Ada yang lucu dari fenomena orang miskin kita. Dan lebih menarik karena mungkin bertentangan teori Maslow tentang rantai kebutuhan. Kaum melarat kita tak perlu harus memenuhi kebutuhan dasar untuk bisa menikmati aktualisasi diri dan seni. Lihatlah fenomena musik dangdut yang justru menjadi obat bius bagi sakit sosial yang mereka tanggung, minimal membuat mereka lupa akan penderitaan yang menghimpit. Di perkampungan di sudut-sudut Jakarta, sangat kencang suara musik dangdut keluar dari rumah-rumah petak. Dangdut dan musik keras lainnya rupanya bisa jadi obat penawar bagi kegetiran mereka. Tahukah anda bentuk candu yang lain?
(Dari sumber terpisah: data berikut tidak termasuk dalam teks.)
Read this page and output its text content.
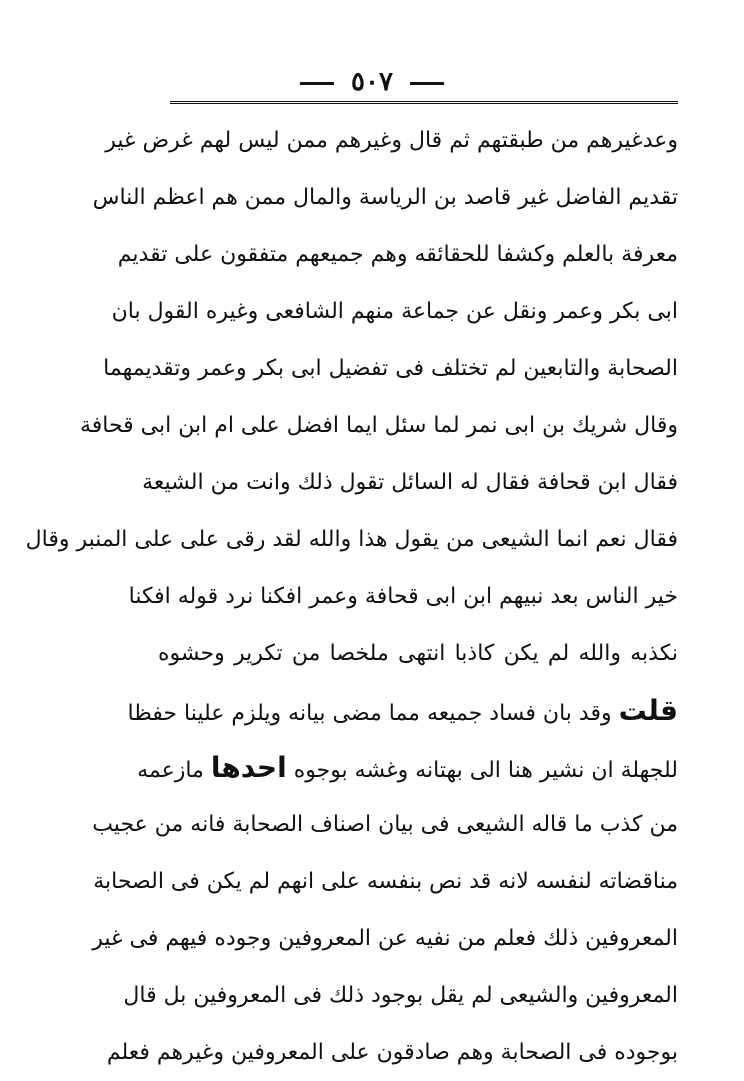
٥٠٧
وعدغيرهم من طبقتهم ثم قال وغيرهم ممن ليس لهم غرض غير
تقديم الفاضل غير قاصد بن الرياسة والمال ممن هم اعظم الناس
معرفة بالعلم وكشفا للحقائقه وهم جميعهم متفقون على تقديم
ابى بكر وعمر ونقل عن جماعة منهم الشافعى وغيره القول بان
الصحابة والتابعين لم تختلف فى تفضيل ابى بكر وعمر وتقديمهما
وقال شريك بن ابى نمر لما سئل ايما افضل على ام ابن ابى قحافة
فقال ابن قحافة فقال له السائل تقول ذلك وانت من الشيعة
فقال نعم انما الشيعى من يقول هذا والله لقد رقى على على المنبر وقال
خير الناس بعد نبيهم ابن ابى قحافة وعمر افكنا نرد قوله افكنا
نكذبه والله لم يكن كاذبا انتهى ملخصا من تكرير وحشوه
قلت وقد بان فساد جميعه مما مضى بيانه ويلزم علينا حفظا
للجهلة ان نشير هنا الى بهتانه وغشه بوجوه احدها مازعمه
من كذب ما قاله الشيعى فى بيان اصناف الصحابة فانه من عجيب
مناقضاته لنفسه لانه قد نص بنفسه على انهم لم يكن فى الصحابة
المعروفين ذلك فعلم من نفيه عن المعروفين وجوده فيهم فى غير
المعروفين والشيعى لم يقل بوجود ذلك فى المعروفين بل قال
بوجوده فى الصحابة وهم صادقون على المعروفين وغيرهم فعلم
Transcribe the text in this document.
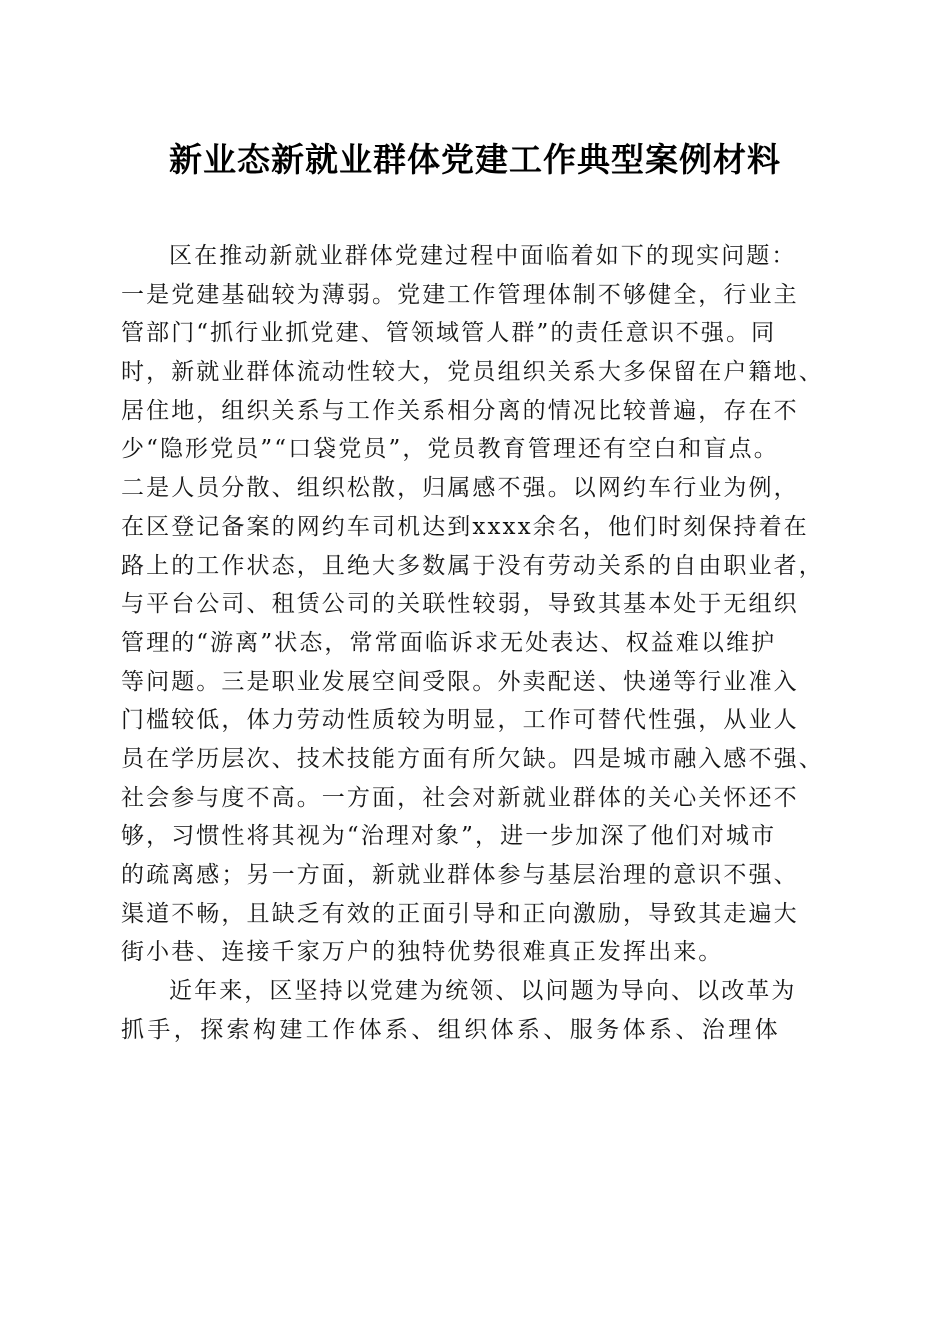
新业态新就业群体党建工作典型案例材料
区在推动新就业群体党建过程中面临着如下的现实问题：
一是党建基础较为薄弱。党建工作管理体制不够健全，行业主
管部门“抓行业抓党建、管领域管人群”的责任意识不强。同
时，新就业群体流动性较大，党员组织关系大多保留在户籍地、
居住地，组织关系与工作关系相分离的情况比较普遍，存在不
少“隐形党员”“口袋党员”，党员教育管理还有空白和盲点。
二是人员分散、组织松散，归属感不强。以网约车行业为例，
在区登记备案的网约车司机达到xxxx余名，他们时刻保持着在
路上的工作状态，且绝大多数属于没有劳动关系的自由职业者，
与平台公司、租赁公司的关联性较弱，导致其基本处于无组织
管理的“游离”状态，常常面临诉求无处表达、权益难以维护
等问题。三是职业发展空间受限。外卖配送、快递等行业准入
门槛较低，体力劳动性质较为明显，工作可替代性强，从业人
员在学历层次、技术技能方面有所欠缺。四是城市融入感不强、
社会参与度不高。一方面，社会对新就业群体的关心关怀还不
够，习惯性将其视为“治理对象”，进一步加深了他们对城市
的疏离感；另一方面，新就业群体参与基层治理的意识不强、
渠道不畅，且缺乏有效的正面引导和正向激励，导致其走遍大
街小巷、连接千家万户的独特优势很难真正发挥出来。
近年来，区坚持以党建为统领、以问题为导向、以改革为
抓手，探索构建工作体系、组织体系、服务体系、治理体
Proses anestesi sosial ini sering luput dari perhatian kita. Kemelaratan rupanya adalah ibarat gunung api yang menumpahkan rasa mualnya yang ditahan bertahun-tahun. Ia perlu kanal-kanal, bahkan bendungan yang mungkin mampu menyalurkan energi kegeraman mereka. Bisul kemelaratan ini memang akakn mengalirkan nanah penderitaan yang tidak terperi, darah kotor mengalir, tapi saluran yang baik akan mengurangi sakit yang dirasakan mereka. Paling banter kita selallu terfikir mengkompres bisul sosial ini agar tidak sakit cenat-cenut, dan menjadi ledakan sosial. Semua fikiran tentang orang miskin masih dalam kerangkan menghilangkan sakit mereka, mengurangi penderitaan, sebuah anastesi sosial yang tak pernah dilanjutkan dengan pengobatan atau oparasi terhadap akar kemelaratan itu sendiri.

Anehnya pula kita cepat lupa dengan penderitaan rakyat karena mahalnya BBM dan naiknya harga bahan-bahan kebutuhan pokok. Tiba-tiba kita diperlihatkan punya masalah bangsa yang lebih besar dan urgen yaitu toleransi kebangsaan. Kita kembali bicara hal yang dasar semisal ideologi. Lalu ini jadi masalah utama kita. Kemiskinan bukan merupakan masalah kita lagi. Benarkah? Kita jadi kehilangan konteks ke Indonesiaan. Bukankah rakyat melarat juga sudah bertoleransi untuk kemiskinannya sendiri dengan tidak protes banyak-banyak kepada perampok negeri ini. Atau ini juga dirancang sebagai - apa yang saya istilahkan - anestesi sosial.

Toleransi kebangsaan dan keragaman jadi basi jika dihadapkan dengan mozaik bangsa tak jelas susunannya ini. Maukah kita bertoleransi dengan menyisakan sedikit kekayaan kita buat modal kebangkitan saudara-saudara kita kaum melarat? Obat bukan cuma penghilang rasa sakit. Siapa peduli, kaum melarat kita tetap saja akan mengkonsumsi obat bius kemelaratannya dan pada saat yang sama kecurangan telah membuat segelintir pecundang menjadi juragan negeri ini. Bicara tentang bubar-membubarkan, saya mengajak : Bubarkan Kemelaratan!